Beginning Reading

Sarah Barton

Rationale: Skilled readers rely on the spellings of words to recognize the word. Students who are learning to read rely on the letter-sound correspondents to decode the word. Long vowels are some of the trickier letter-sound correspondences. The goal of this lesson is for students to learn to spell and read words with the long O vowel o_e = /O/. This will be done by teaching the letters o_e says /O/. The students will engage in spell words with the /O/ sound using Elkonin letterboxes and then applying the spelling strategies to reading.

Materials: 6 box Elkonin letter boxes for each students, individual plastic bags with the letters:{a, e, o, b, d, t, s, n, r, k, l}for each student, large teacher size letters: {e, a, i, o, t, m, p, l, c, r, n, b, v, s, h} with Velcro on back, large dry erase board with Velcro strips, classroom set of the book, Is Jo Home? (By Shelia Cushman, Educational Insights)

Before actually going into the lesson review some long vowels. “Students I am going to call out some words for you to spell as review of long vowels. I am going to call on a student to come and use the big letters to spell a word. Everyone else needs to make sure that the word is spelled right too.” The student attaches the Velcro on the back of the teacher letters to the Velcro on the board to spell the words. Have students spell the words; team, place, train, brave, smile. After each student has spelled a word ask the others if they agree or disagree with the spelling.

1. Explain to the students what the goal of the lesson today is, “Today we will spell and read words with the /O/ sound in them. It’s the sound made when you learn something and you are like ‘Oh I see.’ This is going to help you read some of the tricky words that give us problems like in stone.”

2. Ask the students, “Students do you hear the /O/ sound in stone? Lets all sound say the sounds in stone. /s/, /t/, /O/, /n/. Yep I heard it. But there is one silent sound that we don’t hear, the e on the end. Remember with long A that there was a silent e? It’s the same with long O.”

3. Model for the students. “I know long vowels can be tricky sometimes because of the silent e on the end. Let’s see in the word stone. I hear ssss, tttt, O, n. I don’t hear the e because it is silent on the end.” Do the same for home. “The word home is the same way, I hear /h/ /O/ /m/ but the silent e is on the end making O say its name.”

4. Students will now practice spelling the /O/ sound. Give each student a plastic bag with letters in them and an Elkin box. Explain that each box represents a sound and they will put the letters for the sound in each box. “Now you are going to spell some words by yourself. Take out your letterbox and letters. (Give students time to follow directions)Fold them in half where only three are showing. Each box represents a sound. For example, if I asked you to spell cat. I would place C in the first box, A in the second, and T in the last. The word take is more difficult. It is spelled T-A-K-E. T would go in the first box, A in the second, K in the third, and then there is E. Since it does not make a sound we place it outside the boxes at the end.” (Demonstrate as you give directions drawing boxes around Velcro) Have students spell words with o_e= /O/. “Using three boxes please spell the word dome. The dome was at the top of the building. Spell dome” Walk around and check students spelling. For three boxes repeat with word rose and can. Have students move to four boxes spelling the words; snore, read, broke, close, and stole. Have students move to five boxes spelling the word strode.

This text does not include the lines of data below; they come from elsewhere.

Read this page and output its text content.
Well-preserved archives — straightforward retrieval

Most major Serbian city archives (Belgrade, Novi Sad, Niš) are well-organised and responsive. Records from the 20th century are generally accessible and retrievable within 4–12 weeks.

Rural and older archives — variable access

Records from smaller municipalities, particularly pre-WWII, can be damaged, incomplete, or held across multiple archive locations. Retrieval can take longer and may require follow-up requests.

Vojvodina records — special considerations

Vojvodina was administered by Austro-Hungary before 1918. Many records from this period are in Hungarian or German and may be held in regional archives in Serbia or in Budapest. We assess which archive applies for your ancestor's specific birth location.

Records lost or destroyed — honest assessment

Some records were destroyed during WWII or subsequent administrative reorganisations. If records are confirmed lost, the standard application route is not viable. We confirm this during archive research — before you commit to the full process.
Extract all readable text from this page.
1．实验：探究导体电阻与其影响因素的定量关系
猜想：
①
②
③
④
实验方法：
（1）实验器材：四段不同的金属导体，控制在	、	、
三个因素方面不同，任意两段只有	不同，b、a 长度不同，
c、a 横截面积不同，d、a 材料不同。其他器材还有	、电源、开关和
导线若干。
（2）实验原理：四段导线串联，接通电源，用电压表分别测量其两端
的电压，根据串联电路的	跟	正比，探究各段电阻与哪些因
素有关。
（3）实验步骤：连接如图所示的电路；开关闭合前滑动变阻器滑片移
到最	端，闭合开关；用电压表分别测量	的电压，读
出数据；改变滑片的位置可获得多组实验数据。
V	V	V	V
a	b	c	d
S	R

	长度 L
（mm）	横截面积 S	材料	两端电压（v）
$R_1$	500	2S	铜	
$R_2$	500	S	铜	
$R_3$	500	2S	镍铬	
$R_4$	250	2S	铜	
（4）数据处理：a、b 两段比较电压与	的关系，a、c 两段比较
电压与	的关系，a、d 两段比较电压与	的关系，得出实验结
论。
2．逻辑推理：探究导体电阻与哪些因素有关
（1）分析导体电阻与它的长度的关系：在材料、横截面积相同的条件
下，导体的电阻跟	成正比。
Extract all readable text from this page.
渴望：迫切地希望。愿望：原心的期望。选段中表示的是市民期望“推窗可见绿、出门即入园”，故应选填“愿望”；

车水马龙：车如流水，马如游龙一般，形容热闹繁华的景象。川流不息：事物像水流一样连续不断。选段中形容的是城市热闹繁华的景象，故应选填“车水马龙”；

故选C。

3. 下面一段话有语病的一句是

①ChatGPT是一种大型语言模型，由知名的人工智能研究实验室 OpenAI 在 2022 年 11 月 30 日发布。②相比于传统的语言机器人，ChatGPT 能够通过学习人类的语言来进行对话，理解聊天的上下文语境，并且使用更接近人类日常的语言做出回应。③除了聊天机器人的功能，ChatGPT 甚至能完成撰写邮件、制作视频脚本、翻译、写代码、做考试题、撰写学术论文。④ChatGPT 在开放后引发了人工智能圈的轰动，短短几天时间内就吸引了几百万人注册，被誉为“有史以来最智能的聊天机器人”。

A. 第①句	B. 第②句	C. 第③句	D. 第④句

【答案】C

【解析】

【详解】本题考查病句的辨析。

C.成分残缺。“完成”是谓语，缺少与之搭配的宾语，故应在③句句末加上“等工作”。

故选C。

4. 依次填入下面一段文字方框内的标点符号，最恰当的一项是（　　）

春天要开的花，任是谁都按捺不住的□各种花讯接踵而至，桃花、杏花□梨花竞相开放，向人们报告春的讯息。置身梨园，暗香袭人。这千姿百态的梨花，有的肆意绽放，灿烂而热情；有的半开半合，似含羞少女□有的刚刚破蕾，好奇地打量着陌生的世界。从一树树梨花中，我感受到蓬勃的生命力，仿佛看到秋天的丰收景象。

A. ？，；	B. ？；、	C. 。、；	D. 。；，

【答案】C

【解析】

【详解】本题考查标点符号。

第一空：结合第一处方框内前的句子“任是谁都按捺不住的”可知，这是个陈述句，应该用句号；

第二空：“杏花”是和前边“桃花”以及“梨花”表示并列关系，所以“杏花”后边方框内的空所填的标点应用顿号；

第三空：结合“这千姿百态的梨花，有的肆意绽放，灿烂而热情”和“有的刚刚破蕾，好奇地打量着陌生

5. Once students have spelled all the words have them look to the board and spell the words on the board and have the students read them. “Students now look at the board. I am going to spell a word and I want you to read it. You are going to whisper the word to your neighbor.” Spell the word dome. Have students whisper the word that is spelled to their neighbor and then call on a student to spell the word. Do this for all the words the students spelled.

6. Students will pair up and each student will read the decode text, Is Jo Home? “Students will be doing a reading partner activity. I would like for you to get with your assigned reading partner. You will be reading Is Jo Home? This is a story about a little dog who really wants to play with Jo. He searches and searches for Jo so they can play together. I need for you to read to your partner to see what Jo and the dog do. Chose which one of you will go first and start reading.” Give the students time so each can read to each other.

7. Assessment: Have the students come and read Is Jo Home? to you while you do a running record noting miscues.

Adams, Marilyn. Beginning to Read: Thinking and Learning about Print. 1990. pgs. 23- 30, 76-82.

Cushman, Shelia. Is Jo Home? Carson, CA. Educational Insights. 1990.

Lesniak, Theresa and Bruce Murray. 1999. “Teaching Reading.” The Reading Teacher. Vol. 52. No.6. Pgs. 644-650.